I wouldn't jump the gun and blame her parents and say her parents "likely" abused her. I'd rather hear the background on this person and her family first.

This one takes the cake for being a selfish, twisted "witch." It's not like she's some non-educated druggie either....didn't I read somewhere that she's a sophomore environmental science major??


----------



## SouthernThistle (Nov 16, 2005)

Update:

Woman Accused of Taping Dog Charged with Felony

http://www.krdo.com/Global/story.asp?S=10201727

"A woman who police say bound a dog with packing tape and stuck it to a refrigerator in her boyfriend's Boulder apartment has been charged with felony aggravated cruelty to animals...She also faces drug possession and assault charges."


----------



## Waldershrek (Apr 20, 2009)

Another fine example of American society


----------



## ArmyGSD (Apr 27, 2009)

Firstly, Thank God she didn't kill that poor puppy.
Secondly, He should be charged for the exact Animal Cruelty charge as she was, or at least as an acessory. He didn't stop her from doing it, he didn't immegiately free the dog.

But Props to him for taking the sim chip our of her phone. Granted it brought more charges, but it allowed the poilce to arrest her there where the dog was, and didn't allow a heresay battle between the two of them as to who did what with the dog.

and Finally some people are just so stupid it's amazingly funny.
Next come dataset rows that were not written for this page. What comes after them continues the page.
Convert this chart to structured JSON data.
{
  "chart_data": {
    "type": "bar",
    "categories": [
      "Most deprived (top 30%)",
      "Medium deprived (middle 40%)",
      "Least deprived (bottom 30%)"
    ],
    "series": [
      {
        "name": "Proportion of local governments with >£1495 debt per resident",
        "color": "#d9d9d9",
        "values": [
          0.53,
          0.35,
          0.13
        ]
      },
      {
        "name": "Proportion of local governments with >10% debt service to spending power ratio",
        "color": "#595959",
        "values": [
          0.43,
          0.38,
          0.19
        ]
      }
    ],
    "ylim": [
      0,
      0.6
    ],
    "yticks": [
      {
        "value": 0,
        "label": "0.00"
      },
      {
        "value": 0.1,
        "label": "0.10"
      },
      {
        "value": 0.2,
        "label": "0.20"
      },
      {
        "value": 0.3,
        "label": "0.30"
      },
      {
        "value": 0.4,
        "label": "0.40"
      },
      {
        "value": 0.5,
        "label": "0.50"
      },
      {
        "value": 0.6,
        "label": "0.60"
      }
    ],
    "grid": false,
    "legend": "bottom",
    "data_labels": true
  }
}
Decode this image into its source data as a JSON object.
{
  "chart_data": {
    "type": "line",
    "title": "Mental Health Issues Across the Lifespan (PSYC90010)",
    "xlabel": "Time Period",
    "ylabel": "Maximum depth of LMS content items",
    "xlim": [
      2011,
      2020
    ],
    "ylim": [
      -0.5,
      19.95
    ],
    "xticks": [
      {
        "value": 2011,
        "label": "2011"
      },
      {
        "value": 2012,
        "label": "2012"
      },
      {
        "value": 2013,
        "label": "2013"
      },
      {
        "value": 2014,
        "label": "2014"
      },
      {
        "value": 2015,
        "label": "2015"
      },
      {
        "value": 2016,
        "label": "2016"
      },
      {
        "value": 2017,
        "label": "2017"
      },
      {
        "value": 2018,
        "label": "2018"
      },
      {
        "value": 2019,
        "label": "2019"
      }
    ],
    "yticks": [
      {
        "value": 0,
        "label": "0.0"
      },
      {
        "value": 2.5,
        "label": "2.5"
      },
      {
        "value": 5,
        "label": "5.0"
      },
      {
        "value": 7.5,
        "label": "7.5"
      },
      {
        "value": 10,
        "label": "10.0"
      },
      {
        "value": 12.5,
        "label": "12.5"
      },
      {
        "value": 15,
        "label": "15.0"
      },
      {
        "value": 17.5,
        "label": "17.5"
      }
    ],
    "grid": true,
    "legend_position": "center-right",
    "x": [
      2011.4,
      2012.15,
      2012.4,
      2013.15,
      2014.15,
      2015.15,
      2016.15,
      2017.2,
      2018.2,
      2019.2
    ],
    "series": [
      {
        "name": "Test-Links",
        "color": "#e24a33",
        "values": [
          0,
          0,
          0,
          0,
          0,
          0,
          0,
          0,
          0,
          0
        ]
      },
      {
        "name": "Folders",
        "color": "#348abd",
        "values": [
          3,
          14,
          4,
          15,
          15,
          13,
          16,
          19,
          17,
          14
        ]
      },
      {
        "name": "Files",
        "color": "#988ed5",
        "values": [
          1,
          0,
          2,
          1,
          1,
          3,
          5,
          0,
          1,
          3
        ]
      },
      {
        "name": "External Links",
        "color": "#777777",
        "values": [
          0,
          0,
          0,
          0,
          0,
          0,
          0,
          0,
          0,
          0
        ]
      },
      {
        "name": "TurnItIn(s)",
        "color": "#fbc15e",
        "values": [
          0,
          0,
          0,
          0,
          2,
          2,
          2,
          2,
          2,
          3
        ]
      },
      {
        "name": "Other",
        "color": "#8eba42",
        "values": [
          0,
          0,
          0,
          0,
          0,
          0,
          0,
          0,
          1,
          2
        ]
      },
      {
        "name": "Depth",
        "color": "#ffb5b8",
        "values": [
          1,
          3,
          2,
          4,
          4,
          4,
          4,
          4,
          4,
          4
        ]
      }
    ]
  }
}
Once she got to jail I'm sure she was thinking, " Oh that little black substance it's not mine, the dog put it there, I SWEAR HE PLANTED IT ON ME.....STUPID DOG. I would have gotten away with it too if it weren't for that stupid dog."

It's uncalled for what she did, and I hope the magistrate in the case makes an example out of her. Throw the book at her and book her danno.


----------



## SouthernThistle (Nov 16, 2005)

> Originally Posted By: Metalsmith
> 
> I hope the poor dog finds a better home.


Apparently, the dog is in a foster home right now with someone that has Shiba Inus, and they hope to make the adoption official soon.


----------



## Crabtree (Jan 6, 2006)

> Originally Posted By: SouthernThistle[
> Apparently, the dog is in a foster home right now with someone that has Shiba Inus, and they hope to make the adoption official soon.


What a wonderful thought that this poor dog is finally get a chance to be treated like the noble breed it was born to be.

I keep thinking of the scald wound and that 'witch' putting packing tape on it!
It there any news as to how he's healing?


----------



## SouthernThistle (Nov 16, 2005)

http://www.thedenverchannel.com/news/19250972/detail.html

The foster family has two other shiba inus, the family hopes to adopt Rex by the end of the week.


I also heard the family adopting him's Shiba Inus are rescues.


----------



## Ilovealldogs (Nov 17, 2006)

And people wonder why I am anti-social! I wish we could bring flogging back to this country! There is not enough prison time in the world for this sick woman.


----------